The Spectator

Spectator writers on the UK’s best beaches

Tom Holland
Trevone, Cornwall

 
Pretty much every summer, my family and my cousins head for a farm in north Cornwall, strategically situated for visits to our favourite beach: Trevone. A beautiful cove with breakers, cliffs and an unobtrusive shop, its chief appeal is the opportunity it provides for building colossal sandcastles. Each year, our ambitions grow ever more Babylonian. This summer we excelled ourselves. It was my nephew’s 21st birthday, and to mark his coming of age he wanted to build a sandcastle on a truly lunatic scale. His dream was fulfilled. Armed with industrial shovels and a wheelbarrow, we constructed a vast array of fortifications: a towering central donjon; a wall of which Hadrian would have been proud; Minas Tirith-style rings of defences; enigmatic neolithic monuments. We even had paddy fields.
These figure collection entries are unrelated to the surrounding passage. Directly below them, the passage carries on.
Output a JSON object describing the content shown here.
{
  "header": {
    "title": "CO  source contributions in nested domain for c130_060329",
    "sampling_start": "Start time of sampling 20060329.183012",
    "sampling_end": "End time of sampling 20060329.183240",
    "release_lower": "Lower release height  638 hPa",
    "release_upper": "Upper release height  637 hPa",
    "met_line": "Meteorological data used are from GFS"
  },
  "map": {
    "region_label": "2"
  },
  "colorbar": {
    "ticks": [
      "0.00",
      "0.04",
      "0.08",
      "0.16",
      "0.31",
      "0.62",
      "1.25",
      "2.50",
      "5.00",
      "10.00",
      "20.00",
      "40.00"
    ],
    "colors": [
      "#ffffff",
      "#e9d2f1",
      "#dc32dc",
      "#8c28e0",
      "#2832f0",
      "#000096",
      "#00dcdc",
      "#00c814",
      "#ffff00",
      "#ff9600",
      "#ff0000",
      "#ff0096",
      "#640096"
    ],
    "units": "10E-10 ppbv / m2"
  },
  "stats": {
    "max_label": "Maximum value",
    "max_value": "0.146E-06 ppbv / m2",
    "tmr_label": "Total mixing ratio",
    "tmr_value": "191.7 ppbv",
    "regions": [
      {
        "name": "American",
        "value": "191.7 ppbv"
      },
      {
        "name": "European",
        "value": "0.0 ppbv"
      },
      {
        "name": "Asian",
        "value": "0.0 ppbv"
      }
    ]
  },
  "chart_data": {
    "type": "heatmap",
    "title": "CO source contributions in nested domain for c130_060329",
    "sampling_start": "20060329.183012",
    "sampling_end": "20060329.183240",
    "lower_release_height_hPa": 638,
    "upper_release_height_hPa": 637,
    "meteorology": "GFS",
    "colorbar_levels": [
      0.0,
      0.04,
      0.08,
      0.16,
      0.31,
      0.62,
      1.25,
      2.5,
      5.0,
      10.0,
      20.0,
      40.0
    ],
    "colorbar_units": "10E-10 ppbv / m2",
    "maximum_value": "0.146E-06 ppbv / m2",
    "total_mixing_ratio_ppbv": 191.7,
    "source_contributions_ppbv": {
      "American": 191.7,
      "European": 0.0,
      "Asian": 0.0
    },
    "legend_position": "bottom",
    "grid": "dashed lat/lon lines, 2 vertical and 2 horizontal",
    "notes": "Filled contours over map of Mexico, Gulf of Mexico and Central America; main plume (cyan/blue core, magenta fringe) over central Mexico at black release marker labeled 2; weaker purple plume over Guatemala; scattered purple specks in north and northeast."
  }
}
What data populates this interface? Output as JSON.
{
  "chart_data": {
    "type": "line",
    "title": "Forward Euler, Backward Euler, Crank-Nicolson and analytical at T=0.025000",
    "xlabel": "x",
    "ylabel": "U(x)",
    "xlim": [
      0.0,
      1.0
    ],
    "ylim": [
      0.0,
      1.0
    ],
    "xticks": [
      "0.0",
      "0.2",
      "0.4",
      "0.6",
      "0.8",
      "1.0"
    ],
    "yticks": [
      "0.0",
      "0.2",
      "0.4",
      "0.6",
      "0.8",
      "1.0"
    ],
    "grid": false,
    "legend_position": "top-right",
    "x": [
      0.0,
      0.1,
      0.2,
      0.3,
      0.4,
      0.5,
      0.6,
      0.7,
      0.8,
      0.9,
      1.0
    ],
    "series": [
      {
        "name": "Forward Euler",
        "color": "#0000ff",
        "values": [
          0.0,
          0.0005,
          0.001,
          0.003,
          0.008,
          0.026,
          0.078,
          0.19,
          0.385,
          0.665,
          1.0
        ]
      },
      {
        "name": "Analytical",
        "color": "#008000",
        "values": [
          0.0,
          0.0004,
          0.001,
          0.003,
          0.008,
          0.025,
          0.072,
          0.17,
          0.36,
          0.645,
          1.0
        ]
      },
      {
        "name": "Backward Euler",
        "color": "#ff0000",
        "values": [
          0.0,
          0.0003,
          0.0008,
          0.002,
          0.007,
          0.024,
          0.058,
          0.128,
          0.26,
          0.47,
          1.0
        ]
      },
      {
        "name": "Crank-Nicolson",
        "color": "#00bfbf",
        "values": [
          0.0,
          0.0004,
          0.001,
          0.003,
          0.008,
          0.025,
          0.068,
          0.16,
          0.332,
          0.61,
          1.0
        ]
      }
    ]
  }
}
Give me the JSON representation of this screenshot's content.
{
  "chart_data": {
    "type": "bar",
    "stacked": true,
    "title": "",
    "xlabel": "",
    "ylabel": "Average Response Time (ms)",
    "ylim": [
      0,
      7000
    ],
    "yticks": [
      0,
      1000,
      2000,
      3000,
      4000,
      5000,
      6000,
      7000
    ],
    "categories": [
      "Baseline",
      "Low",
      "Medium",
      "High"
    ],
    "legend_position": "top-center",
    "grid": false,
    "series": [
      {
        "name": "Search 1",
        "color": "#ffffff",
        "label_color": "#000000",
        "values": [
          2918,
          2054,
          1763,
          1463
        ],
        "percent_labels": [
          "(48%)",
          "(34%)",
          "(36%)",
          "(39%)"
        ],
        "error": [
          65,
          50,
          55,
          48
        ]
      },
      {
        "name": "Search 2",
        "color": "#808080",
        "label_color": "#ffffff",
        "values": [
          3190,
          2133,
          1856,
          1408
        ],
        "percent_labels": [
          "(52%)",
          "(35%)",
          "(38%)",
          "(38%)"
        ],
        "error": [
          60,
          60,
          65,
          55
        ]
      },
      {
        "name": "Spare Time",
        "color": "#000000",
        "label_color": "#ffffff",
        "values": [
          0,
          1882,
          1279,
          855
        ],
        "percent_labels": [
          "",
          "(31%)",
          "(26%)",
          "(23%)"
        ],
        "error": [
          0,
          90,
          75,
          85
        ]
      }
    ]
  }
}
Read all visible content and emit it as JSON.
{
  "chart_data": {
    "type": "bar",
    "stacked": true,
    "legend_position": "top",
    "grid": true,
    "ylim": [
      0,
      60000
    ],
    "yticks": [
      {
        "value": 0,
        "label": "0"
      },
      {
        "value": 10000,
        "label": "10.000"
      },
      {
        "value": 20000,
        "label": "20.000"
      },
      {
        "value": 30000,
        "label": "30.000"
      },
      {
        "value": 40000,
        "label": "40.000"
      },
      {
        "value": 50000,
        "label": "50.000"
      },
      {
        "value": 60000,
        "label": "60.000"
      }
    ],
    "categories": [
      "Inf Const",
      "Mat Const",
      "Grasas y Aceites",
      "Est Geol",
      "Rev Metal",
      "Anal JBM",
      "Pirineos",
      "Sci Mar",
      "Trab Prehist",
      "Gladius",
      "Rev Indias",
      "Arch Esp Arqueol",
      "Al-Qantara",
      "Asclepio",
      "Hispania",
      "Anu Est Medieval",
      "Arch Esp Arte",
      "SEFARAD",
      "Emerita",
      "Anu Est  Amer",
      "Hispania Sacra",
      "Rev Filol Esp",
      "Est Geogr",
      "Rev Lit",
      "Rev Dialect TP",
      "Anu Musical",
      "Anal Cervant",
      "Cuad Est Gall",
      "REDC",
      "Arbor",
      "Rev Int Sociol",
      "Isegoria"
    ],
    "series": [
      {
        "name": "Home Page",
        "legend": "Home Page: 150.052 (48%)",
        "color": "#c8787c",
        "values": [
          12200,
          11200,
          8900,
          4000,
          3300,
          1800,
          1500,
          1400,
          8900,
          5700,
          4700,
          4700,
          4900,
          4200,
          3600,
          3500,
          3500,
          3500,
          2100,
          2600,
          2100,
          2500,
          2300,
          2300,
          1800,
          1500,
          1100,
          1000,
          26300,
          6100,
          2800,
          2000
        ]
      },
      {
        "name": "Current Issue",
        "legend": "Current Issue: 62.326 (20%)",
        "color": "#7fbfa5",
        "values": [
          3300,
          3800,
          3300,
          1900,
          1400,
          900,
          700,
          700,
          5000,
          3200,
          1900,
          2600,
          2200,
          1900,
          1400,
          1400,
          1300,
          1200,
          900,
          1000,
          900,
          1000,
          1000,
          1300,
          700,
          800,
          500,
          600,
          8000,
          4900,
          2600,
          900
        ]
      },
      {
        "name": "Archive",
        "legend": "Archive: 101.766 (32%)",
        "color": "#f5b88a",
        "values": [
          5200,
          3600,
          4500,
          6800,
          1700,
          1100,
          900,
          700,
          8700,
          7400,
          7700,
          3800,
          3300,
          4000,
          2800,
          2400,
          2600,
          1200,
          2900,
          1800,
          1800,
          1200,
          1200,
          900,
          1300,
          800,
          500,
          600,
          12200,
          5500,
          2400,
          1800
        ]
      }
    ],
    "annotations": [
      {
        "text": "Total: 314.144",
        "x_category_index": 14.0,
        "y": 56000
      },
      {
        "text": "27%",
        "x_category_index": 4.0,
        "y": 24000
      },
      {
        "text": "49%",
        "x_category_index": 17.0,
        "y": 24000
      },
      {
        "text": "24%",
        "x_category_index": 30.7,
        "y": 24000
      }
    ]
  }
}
And then, after eight hours’ solid work, the tide came in and, like Atlantis, it all vanished beneath the waves.

Laura Freeman
Margate, Kent

 
We’ll always have… Thanet. You can keep your Paris, your Rome, your Casablanca. There’s no more romantic place on earth than Margate when it drizzles. The replacement bus service from Ramsgate, the December rain becoming sleet, the wind, the trawlers, the derelict mini golf course, the boyfriend down on one knee in the bladderwrack. I’m thinking of having a T-shirt printed: ‘I went to Margate and all I got was this lousy proposal.’ No Waste Land Margate now with its hipster Regency, its ironic rollercoasters, its semi-demi gentrification. Turner’s Margate, Tracey’s Margate. Artists will tell you about the light of St Ives, but Margate light is like a match striking magnesium. Margate has my heart.

Ross Clark
Scolt Head Island, Norfolk

 
The first time I walked the north Norfolk coast path, I slavishly followed the signs which take you away from the coast at Thornham, up through turnip fields and down through the marshes, and don’t return you to the sea and sand until Holkham, ten miles further on.